Photo by Swaroop Krishna

This was written in response to a short-story challenge.

The brief was a scary story, no longer than 400 words, written in a 48 hour time limit.

The brief was:

SCARE: A phone call

ACTION: Looking under a bed

CHARACTER: A teacher

The story is below…

*

You get home at 6pm after the meeting with the union solicitor. You always feel robbed whenever you get home later than 4.30pm. What’s the point of being a teacher? The kids, obviously, but the hours are a close second.

Home is a modest end-terrace, your little castle. It’s hot and you’ve left the kitchen window open again. You’re going to get robbed. It’s only a matter of time. 

There’s nothing in the kitchen but a chilled supermarket pizza, two days past the best before date. Nothing to drink except some blackcurrant cordial and a bottle of Absinthe you bought to feel grown up.

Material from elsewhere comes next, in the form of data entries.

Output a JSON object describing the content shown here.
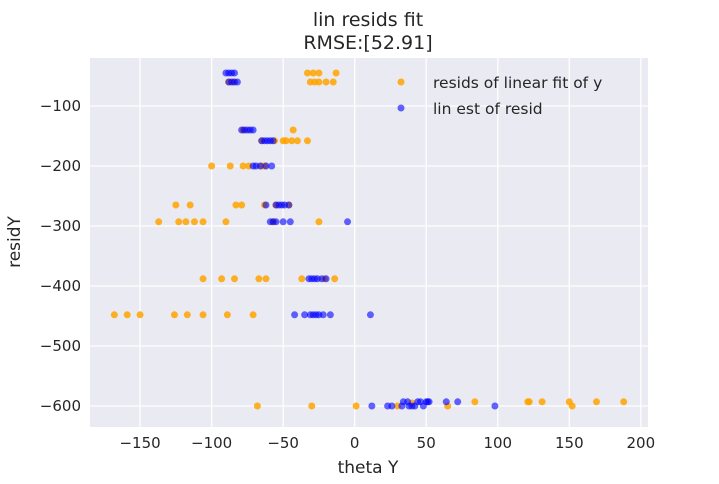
{
  "chart_data": {
    "type": "scatter",
    "title": "lin resids fit",
    "subtitle": "RMSE:[52.91]",
    "xlabel": "theta Y",
    "ylabel": "residY",
    "xlim": [
      -185,
      205
    ],
    "ylim": [
      -635,
      -20
    ],
    "xticks": [
      -150,
      -100,
      -50,
      0,
      50,
      100,
      150,
      200
    ],
    "yticks": [
      -100,
      -200,
      -300,
      -400,
      -500,
      -600
    ],
    "xtick_labels": [
      "−150",
      "−100",
      "−50",
      "0",
      "50",
      "100",
      "150",
      "200"
    ],
    "ytick_labels": [
      "−100",
      "−200",
      "−300",
      "−400",
      "−500",
      "−600"
    ],
    "grid": true,
    "legend_position": "top-right",
    "series": [
      {
        "name": "resids of linear fit of y",
        "color": "#FFA500",
        "points": [
          [
            -33,
            -45
          ],
          [
            -29,
            -45
          ],
          [
            -25,
            -45
          ],
          [
            -13,
            -45
          ],
          [
            -31,
            -60
          ],
          [
            -28,
            -60
          ],
          [
            -25,
            -60
          ],
          [
            -20,
            -60
          ],
          [
            -15,
            -60
          ],
          [
            -88,
            -60
          ],
          [
            -85,
            -60
          ],
          [
            -78,
            -140
          ],
          [
            -43,
            -140
          ],
          [
            -50,
            -158
          ],
          [
            -48,
            -158
          ],
          [
            -44,
            -158
          ],
          [
            -40,
            -158
          ],
          [
            -33,
            -158
          ],
          [
            -56,
            -158
          ],
          [
            -65,
            -158
          ],
          [
            -100,
            -200
          ],
          [
            -87,
            -200
          ],
          [
            -78,
            -200
          ],
          [
            -74,
            -200
          ],
          [
            -65,
            -200
          ],
          [
            -63,
            -200
          ],
          [
            -125,
            -265
          ],
          [
            -115,
            -265
          ],
          [
            -83,
            -265
          ],
          [
            -79,
            -265
          ],
          [
            -63,
            -265
          ],
          [
            -55,
            -265
          ],
          [
            -46,
            -265
          ],
          [
            -137,
            -293
          ],
          [
            -123,
            -293
          ],
          [
            -118,
            -293
          ],
          [
            -112,
            -293
          ],
          [
            -106,
            -293
          ],
          [
            -90,
            -293
          ],
          [
            -57,
            -293
          ],
          [
            -25,
            -293
          ],
          [
            -106,
            -388
          ],
          [
            -93,
            -388
          ],
          [
            -84,
            -388
          ],
          [
            -67,
            -388
          ],
          [
            -62,
            -388
          ],
          [
            -37,
            -388
          ],
          [
            -21,
            -388
          ],
          [
            -14,
            -388
          ],
          [
            -168,
            -448
          ],
          [
            -159,
            -448
          ],
          [
            -150,
            -448
          ],
          [
            -126,
            -448
          ],
          [
            -117,
            -448
          ],
          [
            -106,
            -448
          ],
          [
            -89,
            -448
          ],
          [
            -71,
            -448
          ],
          [
            -68,
            -600
          ],
          [
            -30,
            -600
          ],
          [
            1,
            -600
          ],
          [
            30,
            -600
          ],
          [
            40,
            -595
          ],
          [
            65,
            -600
          ],
          [
            84,
            -593
          ],
          [
            121,
            -593
          ],
          [
            122,
            -593
          ],
          [
            131,
            -593
          ],
          [
            150,
            -593
          ],
          [
            152,
            -600
          ],
          [
            169,
            -593
          ],
          [
            188,
            -593
          ]
        ]
      },
      {
        "name": "lin est of resid",
        "color": "#0000FF",
        "points": [
          [
            -90,
            -45
          ],
          [
            -88,
            -45
          ],
          [
            -86,
            -45
          ],
          [
            -84,
            -45
          ],
          [
            -88,
            -60
          ],
          [
            -86,
            -60
          ],
          [
            -84,
            -60
          ],
          [
            -82,
            -60
          ],
          [
            -79,
            -140
          ],
          [
            -77,
            -140
          ],
          [
            -75,
            -140
          ],
          [
            -73,
            -140
          ],
          [
            -71,
            -140
          ],
          [
            -65,
            -158
          ],
          [
            -63,
            -158
          ],
          [
            -61,
            -158
          ],
          [
            -59,
            -158
          ],
          [
            -57,
            -158
          ],
          [
            -71,
            -200
          ],
          [
            -69,
            -200
          ],
          [
            -66,
            -200
          ],
          [
            -62,
            -200
          ],
          [
            -58,
            -200
          ],
          [
            -62,
            -265
          ],
          [
            -55,
            -265
          ],
          [
            -53,
            -265
          ],
          [
            -51,
            -265
          ],
          [
            -49,
            -265
          ],
          [
            -46,
            -265
          ],
          [
            -59,
            -293
          ],
          [
            -57,
            -293
          ],
          [
            -55,
            -293
          ],
          [
            -50,
            -293
          ],
          [
            -45,
            -293
          ],
          [
            -5,
            -293
          ],
          [
            -32,
            -388
          ],
          [
            -30,
            -388
          ],
          [
            -28,
            -388
          ],
          [
            -26,
            -388
          ],
          [
            -23,
            -388
          ],
          [
            -20,
            -388
          ],
          [
            -42,
            -448
          ],
          [
            -35,
            -448
          ],
          [
            -31,
            -448
          ],
          [
            -29,
            -448
          ],
          [
            -27,
            -448
          ],
          [
            -25,
            -448
          ],
          [
            -22,
            -448
          ],
          [
            -17,
            -448
          ],
          [
            11,
            -448
          ],
          [
            12,
            -600
          ],
          [
            23,
            -600
          ],
          [
            26,
            -600
          ],
          [
            33,
            -600
          ],
          [
            34,
            -593
          ],
          [
            37,
            -593
          ],
          [
            38,
            -600
          ],
          [
            40,
            -600
          ],
          [
            42,
            -600
          ],
          [
            44,
            -593
          ],
          [
            46,
            -593
          ],
          [
            48,
            -600
          ],
          [
            50,
            -593
          ],
          [
            51,
            -593
          ],
          [
            52,
            -593
          ],
          [
            64,
            -593
          ],
          [
            72,
            -593
          ],
          [
            98,
            -600
          ]
        ]
      }
    ]
  }
}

The would-be child’s bedroom in this house contains your gaming rig that cost the same as the house deposit. Four monitors curving up the wall like a half built cocoon. The nicest chair in the house is here. There’s a mini-fridge full of energy drinks, glowing loyally. The drinks’ additives mean there’s more nutrition in this room than the kitchen. 

You get a call from an unknown number on the cheap Android you had to buy. You voluntarily gave up your main phone to the school investigation to prove your innocence.

It’s the union solicitor. You only spoke to him half an hour ago. It’s annoying but he’s the only person definitely on your side.

He tells you the school investigation is going nowhere. It’s your word against the witness’s. The alleged ‘victim’ won’t say a bad word against you, whereas the witness is a known troublemaker – suspended last year. Plus, it’s harder for the panel to believe women would do that, even though they do.

Full back pay. Maybe constructive dismissal payments if you can’t go back. 

Most importantly, investigation over. 

It’s good news but you have no energy to log on and celebrate with your only friends. You just collapse on the sheetless bed. 

The phone rings again, this solicitor never stops. 

But it’s not him. It’s a distorted, synthetic voice that tells you, “Look under the bed.” The call ends. 

You look. There are dozens of crude printouts of photographs on the thin, off white paper from the school printer room.

Pictures of you. With the victim in a cheap hotel lobby. Holding hands in a cinema foyer. Too close in one of the corridors at school.

Each one on their own could be explained probably, but all of them?